Once you’ve asked the 4 questions, should you wish to proceed in looking closer at the food packaging, the most important place to check on the label is the ingredient list. Before noting any numbers, percentages or claims, look at what the food is made of. Ingredients are listed in descending order of the quantity present in the food. Generally, shorter ingredient lists and recognizable ingredients are good things.
If you’re concerned about how many calories, grams of fat, grams of fibre or other nutrients are provided by the food, check the Nutrition Facts Table next. On this table you will see that the nutritional composition of the food is provided for the ‘serving size’ indicated at the top of the table. This is not necessarily the recommended serving and you may opt to have more or even a lesser quantity than is specified. It is also worth noting that not every single nutrient provided by the food is listed on the label.

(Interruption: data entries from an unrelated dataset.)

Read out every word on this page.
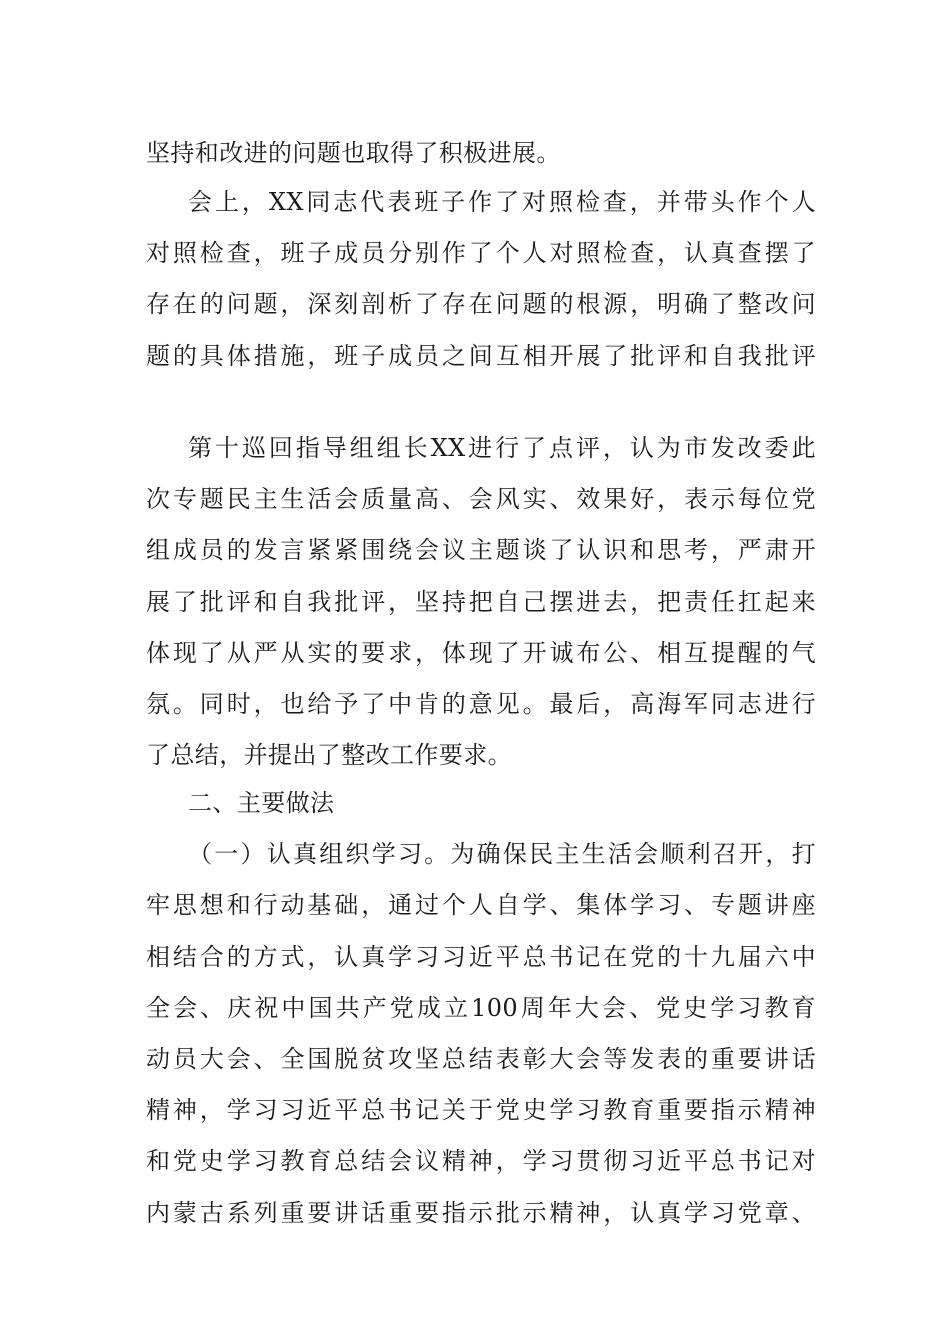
坚持和改进的问题也取得了积极进展。
会上，XX同志代表班子作了对照检查，并带头作个人
对照检查，班子成员分别作了个人对照检查，认真查摆了
存在的问题，深刻剖析了存在问题的根源，明确了整改问
题的具体措施，班子成员之间互相开展了批评和自我批评
第十巡回指导组组长XX进行了点评，认为市发改委此
次专题民主生活会质量高、会风实、效果好，表示每位党
组成员的发言紧紧围绕会议主题谈了认识和思考，严肃开
展了批评和自我批评，坚持把自己摆进去，把责任扛起来
体现了从严从实的要求，体现了开诚布公、相互提醒的气
氛。同时，也给予了中肯的意见。最后，高海军同志进行
了总结，并提出了整改工作要求。
二、主要做法
（一）认真组织学习。为确保民主生活会顺利召开，打
牢思想和行动基础，通过个人自学、集体学习、专题讲座
相结合的方式，认真学习习近平总书记在党的十九届六中
全会、庆祝中国共产党成立100周年大会、党史学习教育
动员大会、全国脱贫攻坚总结表彰大会等发表的重要讲话
精神，学习习近平总书记关于党史学习教育重要指示精神
和党史学习教育总结会议精神，学习贯彻习近平总书记对
内蒙古系列重要讲话重要指示批示精神，认真学习党章、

The % Daily Value on the right-hand side of the label shows what percentage the specified serving of the food contributes towards the approximate daily required amount of the various nutrients, including vitamin A, vitamin C, calcium and iron. Note that these numbers are approximate only.
Food labels can also include any number of nutrition claims such as low in fat, sugar-free or high in fibre. They can also carry statements like ‘light and fluffy’ or ‘new and improved’ which can reflect the texture or taste of the food and not the nutritional quality.